The core of the reform’s success lies in establishing a student-centered closed-loop system, guided by student learning outcomes, with continuous improvement of teaching content and methods. Through a diversified evaluation and feedback mechanism, instructors can accurately identify students’ learning difficulties and dynamically adjust the curriculum, ensuring that content is closely aligned with students’ actual needs. Moving forward, this evaluation model should be further refined to ensure that teaching activities consistently support the development of students’ core competencies, so that every instructional effort translates into students’ ability to solve complex societal problems, contributing to the achievement of the dual carbon targets and sustainable development.

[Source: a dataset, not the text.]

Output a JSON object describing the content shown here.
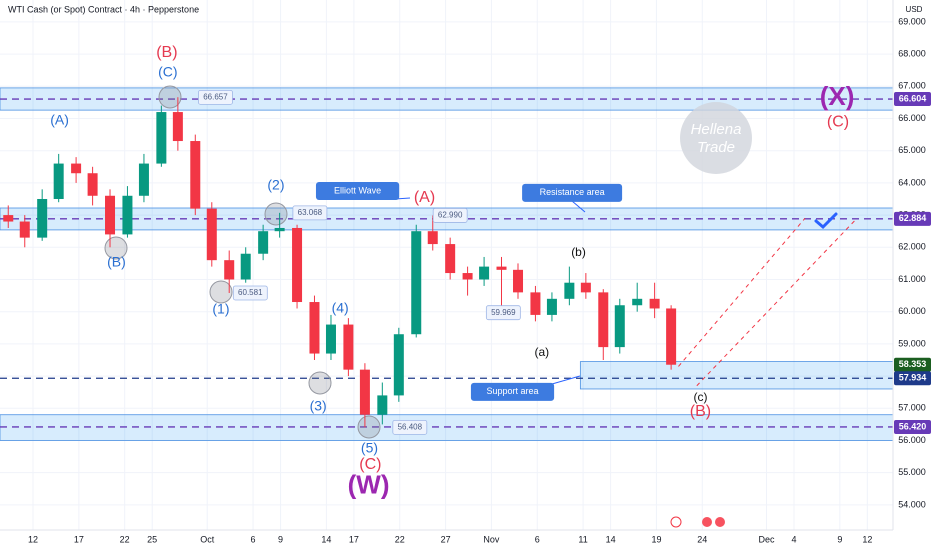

High-quality teaching depends on high-level research support; research serves as both the source and driving force of education. Transforming cutting-edge dual carbon policy research into classroom case studies is crucial for enhancing the course’s appeal and relevance, allowing students to engage with the latest knowledge and theories. The practical experience of this course suggests that instructors should actively convert research projects into teaching materials and employ case-based teaching methods, enabling students to understand the logic of dual carbon goals in authentic contexts. This approach effectively addresses the gap between theory and practice and improves students’ practical capabilities in the dual carbon field.
Academic competitions serve as a “touchstone” for evaluating teaching quality and as an effective platform for cultivating high-quality talent, offering students opportunities to demonstrate their abilities and develop skills, particularly in solving dual carbon-related problems. Guiding students to participate in national-level competitions significantly enhances critical thinking, teamwork, and the application of modern information technologies, while fostering innovation and practical competencies (Gu & Tang, 2025). Future teaching reforms should further integrate competition resources into the curriculum on a regular basis, using competitions to promote learning and teaching (“learning through competitions, teaching through competitions”), thereby cultivating a strong atmosphere of innovative practice. This will nurture more interdisciplinary public administration talent who possess both solid theoretical foundations and exceptional practical abilities, contributing to achieving dual carbon goals and building a sustainable, beautiful China.
In summary, this curriculum reform not only represents an optimization of the Public Policy Analysis course but also serves as a proactive exploration of the transformation of public administration education in the new era. It provides a practical model for cultivating high-quality talent aligned with the national dual carbon strategy and offers a reference for the reform of other courses.